I noticed there are increasing number of questions about HOW to enter the market given the current market downturn, I feel that the general sentiment is still bullish and everyone just wants to get a piece of the bargain. This could be similar to the “Apr2020 Renaissance”, except this time people wants to get in there before the crash rather than trying to catch a rising wave.
For me, I have two psychological barriers — (1) WHEN to enter and (2) HOW to enter. WHEN is the classic timing vs time in, HOW is also another classic DCA vs lump sum. Long story short, I did some back tests and thought experiments, and will now share the outcomes here for your reference and comments:
- I use weekly close price from 03-Feb-2020 to 31-Jan-2022. This period has two ATHs and one 30% dip.

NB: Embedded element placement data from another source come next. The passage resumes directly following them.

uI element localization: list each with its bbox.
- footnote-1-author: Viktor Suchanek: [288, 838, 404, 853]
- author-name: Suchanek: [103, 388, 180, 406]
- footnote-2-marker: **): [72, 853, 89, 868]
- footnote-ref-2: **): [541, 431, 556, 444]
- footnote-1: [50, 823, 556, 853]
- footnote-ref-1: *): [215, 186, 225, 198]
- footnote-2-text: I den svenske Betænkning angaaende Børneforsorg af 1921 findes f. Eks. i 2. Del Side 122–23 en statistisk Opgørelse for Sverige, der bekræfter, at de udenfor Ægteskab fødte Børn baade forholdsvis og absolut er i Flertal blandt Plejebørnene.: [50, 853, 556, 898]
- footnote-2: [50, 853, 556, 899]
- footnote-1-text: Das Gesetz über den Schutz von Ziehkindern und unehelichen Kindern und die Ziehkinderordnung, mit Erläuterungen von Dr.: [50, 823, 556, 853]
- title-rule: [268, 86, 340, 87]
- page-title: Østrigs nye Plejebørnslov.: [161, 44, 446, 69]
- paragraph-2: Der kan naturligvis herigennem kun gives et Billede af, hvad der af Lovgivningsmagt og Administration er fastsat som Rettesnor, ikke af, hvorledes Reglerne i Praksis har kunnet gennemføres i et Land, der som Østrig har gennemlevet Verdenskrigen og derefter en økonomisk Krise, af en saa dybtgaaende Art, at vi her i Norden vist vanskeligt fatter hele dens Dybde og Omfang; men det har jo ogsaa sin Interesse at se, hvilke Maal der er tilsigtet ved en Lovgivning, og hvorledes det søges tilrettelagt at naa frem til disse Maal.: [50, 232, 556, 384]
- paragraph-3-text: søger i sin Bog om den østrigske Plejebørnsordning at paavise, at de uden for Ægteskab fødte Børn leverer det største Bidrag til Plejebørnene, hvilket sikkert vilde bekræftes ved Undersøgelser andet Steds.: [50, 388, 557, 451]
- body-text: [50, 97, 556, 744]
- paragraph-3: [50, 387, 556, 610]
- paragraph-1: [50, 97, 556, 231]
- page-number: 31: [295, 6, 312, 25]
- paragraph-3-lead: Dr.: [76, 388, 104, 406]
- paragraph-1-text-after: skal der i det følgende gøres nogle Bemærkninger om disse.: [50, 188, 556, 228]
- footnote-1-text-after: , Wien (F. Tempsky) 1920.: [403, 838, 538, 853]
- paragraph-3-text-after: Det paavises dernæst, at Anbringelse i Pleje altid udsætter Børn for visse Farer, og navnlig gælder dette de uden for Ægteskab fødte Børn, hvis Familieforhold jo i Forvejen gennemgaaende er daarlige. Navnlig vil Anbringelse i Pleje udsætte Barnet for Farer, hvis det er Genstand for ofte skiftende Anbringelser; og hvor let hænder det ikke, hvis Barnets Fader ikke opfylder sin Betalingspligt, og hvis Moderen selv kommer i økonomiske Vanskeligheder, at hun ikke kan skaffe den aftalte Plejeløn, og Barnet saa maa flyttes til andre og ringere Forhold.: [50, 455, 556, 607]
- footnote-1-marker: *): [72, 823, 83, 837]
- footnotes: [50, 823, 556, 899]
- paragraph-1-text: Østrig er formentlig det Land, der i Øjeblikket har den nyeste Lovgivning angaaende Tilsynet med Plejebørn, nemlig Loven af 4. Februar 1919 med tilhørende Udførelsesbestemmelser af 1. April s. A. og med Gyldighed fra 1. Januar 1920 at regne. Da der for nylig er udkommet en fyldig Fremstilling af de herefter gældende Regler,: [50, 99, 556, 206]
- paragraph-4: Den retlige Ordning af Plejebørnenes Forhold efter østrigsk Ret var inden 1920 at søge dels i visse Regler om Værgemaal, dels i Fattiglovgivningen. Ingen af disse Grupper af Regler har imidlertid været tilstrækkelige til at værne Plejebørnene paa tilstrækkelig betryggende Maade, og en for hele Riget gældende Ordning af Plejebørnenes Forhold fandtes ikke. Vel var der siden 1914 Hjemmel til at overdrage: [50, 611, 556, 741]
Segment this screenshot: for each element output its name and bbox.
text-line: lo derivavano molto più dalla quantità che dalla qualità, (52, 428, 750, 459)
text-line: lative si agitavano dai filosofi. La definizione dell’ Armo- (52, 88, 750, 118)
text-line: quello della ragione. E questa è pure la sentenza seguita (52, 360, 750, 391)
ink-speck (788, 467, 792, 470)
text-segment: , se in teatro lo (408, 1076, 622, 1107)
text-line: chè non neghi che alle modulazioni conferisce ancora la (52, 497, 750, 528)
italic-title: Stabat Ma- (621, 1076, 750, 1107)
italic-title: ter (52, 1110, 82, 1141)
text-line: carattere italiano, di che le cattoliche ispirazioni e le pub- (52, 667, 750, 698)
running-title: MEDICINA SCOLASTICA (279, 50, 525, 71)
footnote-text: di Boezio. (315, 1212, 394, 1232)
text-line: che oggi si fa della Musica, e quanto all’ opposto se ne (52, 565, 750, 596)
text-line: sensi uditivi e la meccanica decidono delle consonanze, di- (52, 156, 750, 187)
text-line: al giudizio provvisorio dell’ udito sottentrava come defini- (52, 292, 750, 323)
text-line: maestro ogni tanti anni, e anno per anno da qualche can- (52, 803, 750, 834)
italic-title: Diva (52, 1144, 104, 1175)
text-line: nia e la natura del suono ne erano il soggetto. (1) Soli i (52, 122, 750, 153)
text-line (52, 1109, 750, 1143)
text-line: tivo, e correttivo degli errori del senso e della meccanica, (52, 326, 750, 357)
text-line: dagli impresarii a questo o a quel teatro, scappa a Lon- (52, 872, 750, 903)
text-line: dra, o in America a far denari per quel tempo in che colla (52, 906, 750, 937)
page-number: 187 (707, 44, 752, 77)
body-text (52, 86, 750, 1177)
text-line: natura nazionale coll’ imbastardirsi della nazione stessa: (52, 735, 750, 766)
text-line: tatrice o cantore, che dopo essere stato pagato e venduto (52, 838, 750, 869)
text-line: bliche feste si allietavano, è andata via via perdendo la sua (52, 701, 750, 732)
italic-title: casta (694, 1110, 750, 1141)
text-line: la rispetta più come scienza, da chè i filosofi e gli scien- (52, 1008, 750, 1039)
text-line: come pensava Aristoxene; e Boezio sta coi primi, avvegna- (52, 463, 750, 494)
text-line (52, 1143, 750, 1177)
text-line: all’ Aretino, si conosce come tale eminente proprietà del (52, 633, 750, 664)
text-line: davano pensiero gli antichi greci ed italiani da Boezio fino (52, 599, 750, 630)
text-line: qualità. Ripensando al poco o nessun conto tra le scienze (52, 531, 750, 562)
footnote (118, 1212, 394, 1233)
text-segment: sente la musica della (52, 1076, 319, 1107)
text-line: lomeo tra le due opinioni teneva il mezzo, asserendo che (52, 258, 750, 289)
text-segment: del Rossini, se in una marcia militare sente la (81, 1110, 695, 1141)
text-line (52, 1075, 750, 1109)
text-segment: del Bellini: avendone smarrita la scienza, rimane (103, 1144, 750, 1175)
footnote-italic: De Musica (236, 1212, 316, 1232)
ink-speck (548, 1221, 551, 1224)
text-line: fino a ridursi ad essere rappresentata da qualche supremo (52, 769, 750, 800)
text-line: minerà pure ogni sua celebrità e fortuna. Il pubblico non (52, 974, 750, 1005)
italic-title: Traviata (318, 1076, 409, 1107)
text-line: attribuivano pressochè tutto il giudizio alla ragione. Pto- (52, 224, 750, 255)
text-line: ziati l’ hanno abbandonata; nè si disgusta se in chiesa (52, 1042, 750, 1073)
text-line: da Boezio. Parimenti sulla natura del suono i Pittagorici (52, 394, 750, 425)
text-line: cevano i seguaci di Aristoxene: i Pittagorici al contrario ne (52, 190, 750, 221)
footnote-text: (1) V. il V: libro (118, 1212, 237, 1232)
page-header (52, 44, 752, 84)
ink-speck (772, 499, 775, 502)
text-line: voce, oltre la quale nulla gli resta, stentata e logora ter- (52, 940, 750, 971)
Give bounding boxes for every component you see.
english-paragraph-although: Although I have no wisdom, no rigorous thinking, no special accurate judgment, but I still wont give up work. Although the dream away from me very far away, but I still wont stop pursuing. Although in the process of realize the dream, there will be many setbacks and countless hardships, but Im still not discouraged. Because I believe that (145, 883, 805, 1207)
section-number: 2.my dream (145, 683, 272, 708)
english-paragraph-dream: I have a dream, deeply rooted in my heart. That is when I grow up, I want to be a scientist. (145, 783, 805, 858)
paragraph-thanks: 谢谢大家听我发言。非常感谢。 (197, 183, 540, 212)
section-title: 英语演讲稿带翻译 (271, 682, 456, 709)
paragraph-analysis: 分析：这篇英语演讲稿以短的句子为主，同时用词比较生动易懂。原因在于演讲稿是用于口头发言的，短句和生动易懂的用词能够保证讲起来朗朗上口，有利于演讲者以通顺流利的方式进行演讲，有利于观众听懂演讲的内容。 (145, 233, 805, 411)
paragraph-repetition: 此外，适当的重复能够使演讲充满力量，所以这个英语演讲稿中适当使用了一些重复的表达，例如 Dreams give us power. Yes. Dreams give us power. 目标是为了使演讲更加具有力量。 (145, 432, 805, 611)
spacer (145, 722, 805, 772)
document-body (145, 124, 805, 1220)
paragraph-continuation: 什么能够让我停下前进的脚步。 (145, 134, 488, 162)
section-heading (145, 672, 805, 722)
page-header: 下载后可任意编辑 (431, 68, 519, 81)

- I allocated $52,000, just enough to cover 104 weekly @ $500 per week.
SPY | DCA Weekly $500 | DCA Monthly $2,000 | Lump Sum $52,000 |
---|---|---|---|
Final Shareholding | 142.22 | 141.08 | 156.53 |
Average Cost | $368.23 | $368.57 | $332.20 |
DCA weekly vs monthly has negligible benefit of less than 1%, but the effort is 4x more. You might be able to get by with automated DCA, but there may be other costs/risks (e.g. a missed trade due to system error) which could easily negate its slight benefit.
Lump sum is the winner here. This is expected and mathematically simple. There are always more ATHs than dips, and the market stays in lows a lot shorter than it does making new highs. In the 104 weeks I tested, SPY took 23 weeks to recover, which means you only had about 22% of the time to average down, and about 70% of time paying more.
So, NOW is always the good time to go LUMP SUM. Please note that this is about SPY, not individual stocks. Please do not lump sum in [whatever ticker] today without doing your DD!
Now let's move on to timing the market. This is my own thought experiment, because I feel that I always buy too high or miss good bargain. Admittedly with the help of hindsight, I could be more bullish than I would have been, but I will try to follow my rules, which are:
I will be doing DCA of $500 weekly. If there is a 10% drop, I will double my DCA. If price movement is stable, but my average cost is still higher than the current price, I will use the same entry amount to average down.
Date | SPY Close | Invested |
---|---|---|
03-Feb-2020 | $332.20 | $500 |
10-Feb-2020 | $337.60 | $500 |
17-Feb-2020 | $333.48 | $500 |
24-Feb-2020 | $297.46 (-10%) | $1,000 |
02-Mar-2020 | $297.46 | $1,000 |
09-Mar-2020 | $269.32 (-10%) | $2,000 |
16-Mar-2020 | $228.80 (-15%) | $4,000 |
23-Mar-2020 | $253.42 | $2,000 |
30-Mar-2020 | $248.19 | $2,000 |
06-Apr-2020 | $278.20 | $500 |
So on 02-Mar-2020, I would stick to the same amount as 24-Feb-2020 since the price was about the same. On 23-Mar-2020, price started to climb back, but my AVG of $262.93 was still higher than $253.42, so I referred back to my 09-Mar-2020 invested amount of $2,000. By 06-Apr-2020, my AVG was $259.21, so $278.20 was no longer a “bargain”, so I switched back to $500 DCA. I would have exhausted my $52,000 earlier on 20-Sep-2021.
The outcome? 157.73 shareholding @ AVG $329.69. It's less than 1% benefit from the lump sum method! As you can see, the window of opportunity was very small, I would only be able to double-down 6 times (out of 104 weeks).
What would you do? Do you have a set of rules to trigger and guide your entry timing and amount?